Forget takeout! I’m dishing up the Pad Thai of your dreams, perfect for nights when cooking feels like a chore. This ain’t your average recipe – it’s packed with fresh, vibrant flavors that’ll blow your taste buds away.
Let’s be real, restaurant Pad Thai can be hit-or-miss. Questionable ingredients, oily messes, and flavor inconsistency? No thanks! I embarked on a mission to create the ultimate homemade Pad Thai, and let me tell you, it’s life-changing (and way cheaper!).
Here’s the secret sauce (literally): Ditch the store-bought stuff loaded with hidden nasties. Instead, I found this amazing YAI’S THAI sauce at Whole Foods – it’s like a flavor party in a bottle! Plus, a touch of Wok Mei Oyster Sauce adds an umami depth you won’t believe. Trust me, your taste buds will thank you.
This recipe is the perfect balance of fresh and authentic, made with love in your own kitchen. You won’t just taste the difference, you’ll feel it – no more sluggish post-Pad Thai coma!
Ready to unleash your inner Pad Thai pro? Swipe up for the recipe and get ready to experience Pad Thai bliss!

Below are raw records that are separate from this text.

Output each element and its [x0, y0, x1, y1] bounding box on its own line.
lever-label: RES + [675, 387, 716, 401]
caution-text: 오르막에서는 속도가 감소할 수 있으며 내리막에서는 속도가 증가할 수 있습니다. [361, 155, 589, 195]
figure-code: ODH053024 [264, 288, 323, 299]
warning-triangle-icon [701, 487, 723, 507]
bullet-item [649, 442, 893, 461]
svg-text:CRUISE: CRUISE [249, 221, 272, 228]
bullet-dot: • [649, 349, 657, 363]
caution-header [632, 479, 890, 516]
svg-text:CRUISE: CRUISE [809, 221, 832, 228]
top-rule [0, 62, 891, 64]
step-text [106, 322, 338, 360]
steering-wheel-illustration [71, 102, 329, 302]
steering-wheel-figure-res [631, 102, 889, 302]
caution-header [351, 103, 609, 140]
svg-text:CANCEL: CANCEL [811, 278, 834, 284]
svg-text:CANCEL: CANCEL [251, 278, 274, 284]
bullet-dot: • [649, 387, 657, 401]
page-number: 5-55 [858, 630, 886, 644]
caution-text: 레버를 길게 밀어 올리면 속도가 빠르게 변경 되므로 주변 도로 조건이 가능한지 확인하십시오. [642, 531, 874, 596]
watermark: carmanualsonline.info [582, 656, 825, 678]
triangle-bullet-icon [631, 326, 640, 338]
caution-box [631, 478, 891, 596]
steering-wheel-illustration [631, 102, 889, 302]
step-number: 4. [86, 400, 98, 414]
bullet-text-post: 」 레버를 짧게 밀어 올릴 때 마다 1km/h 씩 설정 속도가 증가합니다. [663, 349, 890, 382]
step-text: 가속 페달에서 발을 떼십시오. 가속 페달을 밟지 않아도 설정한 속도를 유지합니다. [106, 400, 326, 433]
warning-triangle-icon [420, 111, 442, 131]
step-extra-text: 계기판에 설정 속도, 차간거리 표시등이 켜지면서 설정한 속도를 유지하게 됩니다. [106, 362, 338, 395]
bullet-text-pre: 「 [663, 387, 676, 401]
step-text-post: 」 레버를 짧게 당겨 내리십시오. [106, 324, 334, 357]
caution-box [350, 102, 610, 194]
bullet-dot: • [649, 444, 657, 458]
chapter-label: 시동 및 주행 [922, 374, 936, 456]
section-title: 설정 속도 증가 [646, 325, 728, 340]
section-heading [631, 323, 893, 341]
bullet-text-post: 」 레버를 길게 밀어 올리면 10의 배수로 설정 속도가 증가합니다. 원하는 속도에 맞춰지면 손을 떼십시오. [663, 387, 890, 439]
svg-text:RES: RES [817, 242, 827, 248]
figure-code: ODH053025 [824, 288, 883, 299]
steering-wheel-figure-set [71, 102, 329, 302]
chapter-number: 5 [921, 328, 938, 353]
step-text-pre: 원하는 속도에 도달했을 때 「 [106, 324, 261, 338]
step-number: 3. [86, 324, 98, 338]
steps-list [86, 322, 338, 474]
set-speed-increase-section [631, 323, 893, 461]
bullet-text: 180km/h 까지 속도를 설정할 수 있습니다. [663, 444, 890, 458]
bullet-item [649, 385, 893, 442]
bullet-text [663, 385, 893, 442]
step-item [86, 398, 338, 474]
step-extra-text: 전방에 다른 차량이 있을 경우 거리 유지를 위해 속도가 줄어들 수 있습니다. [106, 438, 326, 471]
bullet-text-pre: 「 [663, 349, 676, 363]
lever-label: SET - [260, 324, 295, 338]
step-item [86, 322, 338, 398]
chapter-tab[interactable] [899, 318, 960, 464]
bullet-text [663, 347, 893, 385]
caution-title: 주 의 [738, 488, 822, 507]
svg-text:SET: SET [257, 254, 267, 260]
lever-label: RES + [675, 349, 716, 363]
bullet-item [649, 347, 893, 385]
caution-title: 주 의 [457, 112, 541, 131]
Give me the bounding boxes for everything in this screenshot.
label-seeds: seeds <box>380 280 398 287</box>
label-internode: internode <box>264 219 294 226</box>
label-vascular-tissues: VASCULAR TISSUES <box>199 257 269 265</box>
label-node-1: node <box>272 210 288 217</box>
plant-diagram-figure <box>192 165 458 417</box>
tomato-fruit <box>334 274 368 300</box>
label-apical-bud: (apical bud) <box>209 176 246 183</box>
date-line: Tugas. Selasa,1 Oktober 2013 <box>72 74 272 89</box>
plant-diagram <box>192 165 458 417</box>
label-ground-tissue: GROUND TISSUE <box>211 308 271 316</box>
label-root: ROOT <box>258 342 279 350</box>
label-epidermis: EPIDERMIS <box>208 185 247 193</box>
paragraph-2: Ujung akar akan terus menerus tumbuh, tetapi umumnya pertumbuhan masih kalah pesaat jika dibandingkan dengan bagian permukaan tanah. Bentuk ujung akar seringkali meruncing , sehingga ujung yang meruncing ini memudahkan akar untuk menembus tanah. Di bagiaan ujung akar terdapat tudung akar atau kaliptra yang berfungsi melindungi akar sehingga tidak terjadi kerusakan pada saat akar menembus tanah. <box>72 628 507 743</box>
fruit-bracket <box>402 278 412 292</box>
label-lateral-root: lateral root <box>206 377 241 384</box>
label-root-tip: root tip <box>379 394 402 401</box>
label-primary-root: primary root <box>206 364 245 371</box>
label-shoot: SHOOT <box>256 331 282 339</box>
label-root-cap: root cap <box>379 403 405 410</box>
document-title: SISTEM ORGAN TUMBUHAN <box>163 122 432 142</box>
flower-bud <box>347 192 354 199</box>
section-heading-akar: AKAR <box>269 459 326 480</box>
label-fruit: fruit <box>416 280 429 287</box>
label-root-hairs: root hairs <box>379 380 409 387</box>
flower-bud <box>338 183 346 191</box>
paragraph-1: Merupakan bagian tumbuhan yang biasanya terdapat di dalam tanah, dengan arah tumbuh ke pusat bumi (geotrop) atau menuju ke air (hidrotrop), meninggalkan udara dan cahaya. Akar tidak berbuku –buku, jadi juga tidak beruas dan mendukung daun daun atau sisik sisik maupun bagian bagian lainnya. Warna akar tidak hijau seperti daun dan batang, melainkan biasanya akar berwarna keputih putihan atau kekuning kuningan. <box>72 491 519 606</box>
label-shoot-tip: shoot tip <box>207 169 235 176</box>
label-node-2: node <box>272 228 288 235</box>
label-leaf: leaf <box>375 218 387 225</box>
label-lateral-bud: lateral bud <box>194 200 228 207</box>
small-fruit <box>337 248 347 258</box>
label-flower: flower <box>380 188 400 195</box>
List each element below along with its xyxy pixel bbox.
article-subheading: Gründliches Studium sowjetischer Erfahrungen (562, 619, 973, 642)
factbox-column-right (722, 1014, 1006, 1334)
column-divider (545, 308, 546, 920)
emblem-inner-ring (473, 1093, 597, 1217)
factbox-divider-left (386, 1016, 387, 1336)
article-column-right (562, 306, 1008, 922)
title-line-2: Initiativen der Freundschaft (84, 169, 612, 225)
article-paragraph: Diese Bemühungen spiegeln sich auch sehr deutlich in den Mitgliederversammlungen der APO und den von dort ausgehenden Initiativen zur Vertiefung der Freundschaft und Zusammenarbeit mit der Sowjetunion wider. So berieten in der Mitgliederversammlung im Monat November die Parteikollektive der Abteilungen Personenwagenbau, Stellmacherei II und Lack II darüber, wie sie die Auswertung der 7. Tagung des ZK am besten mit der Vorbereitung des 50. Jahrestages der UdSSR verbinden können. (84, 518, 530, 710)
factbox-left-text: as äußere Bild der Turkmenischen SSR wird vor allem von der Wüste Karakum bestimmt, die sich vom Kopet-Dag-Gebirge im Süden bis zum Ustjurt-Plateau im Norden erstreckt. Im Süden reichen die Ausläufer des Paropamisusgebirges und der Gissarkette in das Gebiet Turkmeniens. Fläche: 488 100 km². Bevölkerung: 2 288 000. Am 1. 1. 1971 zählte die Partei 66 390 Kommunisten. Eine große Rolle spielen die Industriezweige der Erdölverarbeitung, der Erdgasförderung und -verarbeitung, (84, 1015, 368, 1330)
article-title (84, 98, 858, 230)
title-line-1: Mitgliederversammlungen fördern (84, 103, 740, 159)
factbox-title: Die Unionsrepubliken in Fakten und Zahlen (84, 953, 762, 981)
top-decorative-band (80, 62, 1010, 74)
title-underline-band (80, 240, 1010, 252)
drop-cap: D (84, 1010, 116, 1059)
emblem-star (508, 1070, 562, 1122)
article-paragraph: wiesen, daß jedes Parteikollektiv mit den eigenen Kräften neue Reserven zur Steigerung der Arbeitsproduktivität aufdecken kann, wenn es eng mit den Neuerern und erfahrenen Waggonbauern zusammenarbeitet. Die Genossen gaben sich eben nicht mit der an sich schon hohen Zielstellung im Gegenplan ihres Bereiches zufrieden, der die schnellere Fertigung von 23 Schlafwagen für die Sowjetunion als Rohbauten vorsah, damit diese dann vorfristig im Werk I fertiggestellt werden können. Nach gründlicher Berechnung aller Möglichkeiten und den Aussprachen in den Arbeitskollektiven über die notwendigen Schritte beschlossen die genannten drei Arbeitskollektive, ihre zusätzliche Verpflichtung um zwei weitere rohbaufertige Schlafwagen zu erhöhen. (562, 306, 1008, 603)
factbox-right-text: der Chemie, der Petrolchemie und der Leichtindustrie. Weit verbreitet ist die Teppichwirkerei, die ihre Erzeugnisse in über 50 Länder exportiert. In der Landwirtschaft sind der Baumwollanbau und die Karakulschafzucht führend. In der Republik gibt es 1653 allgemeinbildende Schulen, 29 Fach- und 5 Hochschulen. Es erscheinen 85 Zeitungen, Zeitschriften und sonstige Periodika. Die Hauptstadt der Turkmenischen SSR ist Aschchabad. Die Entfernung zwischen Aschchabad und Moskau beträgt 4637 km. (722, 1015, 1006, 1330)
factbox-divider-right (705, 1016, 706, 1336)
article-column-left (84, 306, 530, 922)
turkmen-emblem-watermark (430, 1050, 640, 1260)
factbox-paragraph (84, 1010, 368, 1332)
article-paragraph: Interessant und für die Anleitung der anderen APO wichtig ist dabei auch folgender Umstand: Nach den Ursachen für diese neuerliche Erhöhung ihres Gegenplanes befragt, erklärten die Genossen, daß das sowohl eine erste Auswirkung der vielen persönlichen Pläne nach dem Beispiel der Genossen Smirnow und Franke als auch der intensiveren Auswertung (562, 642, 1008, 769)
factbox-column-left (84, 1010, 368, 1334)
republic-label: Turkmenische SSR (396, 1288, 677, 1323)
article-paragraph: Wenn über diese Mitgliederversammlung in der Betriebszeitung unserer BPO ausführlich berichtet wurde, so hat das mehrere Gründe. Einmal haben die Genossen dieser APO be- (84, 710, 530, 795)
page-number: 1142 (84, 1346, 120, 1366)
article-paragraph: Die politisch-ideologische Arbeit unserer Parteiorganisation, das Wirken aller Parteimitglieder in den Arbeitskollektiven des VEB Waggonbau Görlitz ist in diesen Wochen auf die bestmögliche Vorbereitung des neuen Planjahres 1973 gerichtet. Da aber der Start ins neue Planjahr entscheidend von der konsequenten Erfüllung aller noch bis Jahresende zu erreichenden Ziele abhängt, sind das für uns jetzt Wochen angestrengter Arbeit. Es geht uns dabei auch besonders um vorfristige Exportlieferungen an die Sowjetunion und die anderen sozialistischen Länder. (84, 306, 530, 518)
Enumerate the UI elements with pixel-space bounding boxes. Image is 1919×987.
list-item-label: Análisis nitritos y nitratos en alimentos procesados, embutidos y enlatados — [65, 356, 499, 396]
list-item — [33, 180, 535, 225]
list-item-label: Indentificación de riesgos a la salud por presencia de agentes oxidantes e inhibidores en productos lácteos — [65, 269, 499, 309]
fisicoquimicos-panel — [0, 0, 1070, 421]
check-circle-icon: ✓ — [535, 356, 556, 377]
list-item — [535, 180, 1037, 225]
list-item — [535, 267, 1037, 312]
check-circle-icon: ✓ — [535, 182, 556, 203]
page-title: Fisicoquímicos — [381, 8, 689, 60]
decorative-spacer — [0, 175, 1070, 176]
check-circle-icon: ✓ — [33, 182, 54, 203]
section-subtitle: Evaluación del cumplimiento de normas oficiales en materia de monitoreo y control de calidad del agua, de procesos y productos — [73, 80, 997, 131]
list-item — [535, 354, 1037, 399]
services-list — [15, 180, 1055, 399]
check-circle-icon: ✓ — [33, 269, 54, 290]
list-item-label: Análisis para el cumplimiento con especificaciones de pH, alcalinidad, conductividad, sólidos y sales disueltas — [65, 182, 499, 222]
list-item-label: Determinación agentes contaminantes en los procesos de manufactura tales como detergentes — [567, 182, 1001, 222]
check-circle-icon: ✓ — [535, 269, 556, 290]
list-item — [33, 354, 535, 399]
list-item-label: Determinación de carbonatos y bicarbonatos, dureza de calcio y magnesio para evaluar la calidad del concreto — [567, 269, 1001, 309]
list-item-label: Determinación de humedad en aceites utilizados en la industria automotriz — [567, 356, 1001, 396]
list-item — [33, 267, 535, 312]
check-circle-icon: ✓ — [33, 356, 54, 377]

Don’t forget to top it with your favorite crunchy toppings – peanuts, scallions, basil, cilantro, the works!
Ingredients
(Serves 4)
- 5.0 oz Thai dry rice noodles, about 3mm
- 1 lb 20 oz boneless, skinless chicken breasts, sliced into small strips with a bit of salt
- 4 Tbsp olive oil
- 1 red bell pepper, rinsed, seedless and sliced into strips
- ½ green bell pepper
- ½ cup extra firm organic tofu, cut into small sticks 3cm (1¼ in)
- 2 cups beansprouts to the mixture
- 5 fresh green onions, white and green, rinsed and sliced
- 2 organic eggs, lightly beaten
- 1 cup YAI’s PAD THAI SAUCE (Mild), shake well the bottle before using
- ¼ cup pasta water
- 2 Tbsp of oyster sauce – I used Wok Mei sauce – here’s a site that provides a photo
- ⅓ cup fresh Thai basil, rinsed and cut
- ¼ cup unsalted peanuts, finely chopped or peanut sauce
- ½ cup of more beansprouts – to add in the end
- lime wedges for garnish – essential
- ground chili powder, crushed hot chili flakes or cayenne pepper – optional
- Salt to taste
How to Prepare
- Place noodles in a large glass bowl, pour over plenty of boiling water. Soak for 8 minutes, then drain in a strainer and quickly rinse under cold water. Don’t leave them sitting around for more than 5-10 minutes.
- While noodles are soaking, heat oil in a large non stick pan (or skillet) in a medium-high heat. Add chicken and sauté until most cooked through, about 4 minutes.
- Transfer to a glass bowl and set aside, leaving oil in pan. (If the pan is dry add touch of extra olive oil).
- Then add scramble eggs, when its sets, remove the cooked eggs from the pan too. You can just put the eggs in the same bowl as the chicken. This way, your Pad Thai will get nice bits of perfectly scrabble eggs at the end.
- Turn the heat down to medium-low and let the pan cool down a bit. Pour the remaining cooking oil. Add bell pepper, beansprouts, sautéing for about 1-2 minutes. Add the sauce to the mixture, oyster sauce, salt and pasta water, add the drained noodles into the pan. Turn the heat back up to medium-high. Toss everything together with a silicone spoon.
- The moment the sauce begins to simmer, add the chicken and egg back into the pan including, tofu, basil and continue stirring for about 1-2 minutes.
- Serve warm with the extra beansprouts, topped with peanuts, extra basil, lime and optional red pepper if you like bit spicy.
Notes
I found a great Pad Thai Sauce from ‘YAI’s THAI’ at my local Whole Foods Market. I didn’t see this type of sauce at any of my local Asian store. It’s a mild sauce that contains ingredients that we are familiar with, such as: “Tomato puree, garlic, soy sauce, water, soybeans, rice, salt, shallots, coconut palm sugar, tamarind paste, lime juice, sea salt, white vinegar, fish sauce, anchovies sea salt, paprika, tapioca starch, Thai chilis.” This type of sauce is perfect if you don’t feel like making your own.
Also to enhance the flavor of this Pad Thai dish, I added 2 Tablespoons of Oyster sauce from Wok Mei. It’s GMO free and the only sauce I found that includes at least Oyster Extract.
Pad Thai is made with flat, dried, rice noodles which can be found in every supermarket. I recommend AROY-D dry, gluten-free noodles (3mm), as these have less of a chance of breaking during the process of soaking and stir frying.
Peanuts, roasted myself, are not only cheaper, but also taste better … just a thought.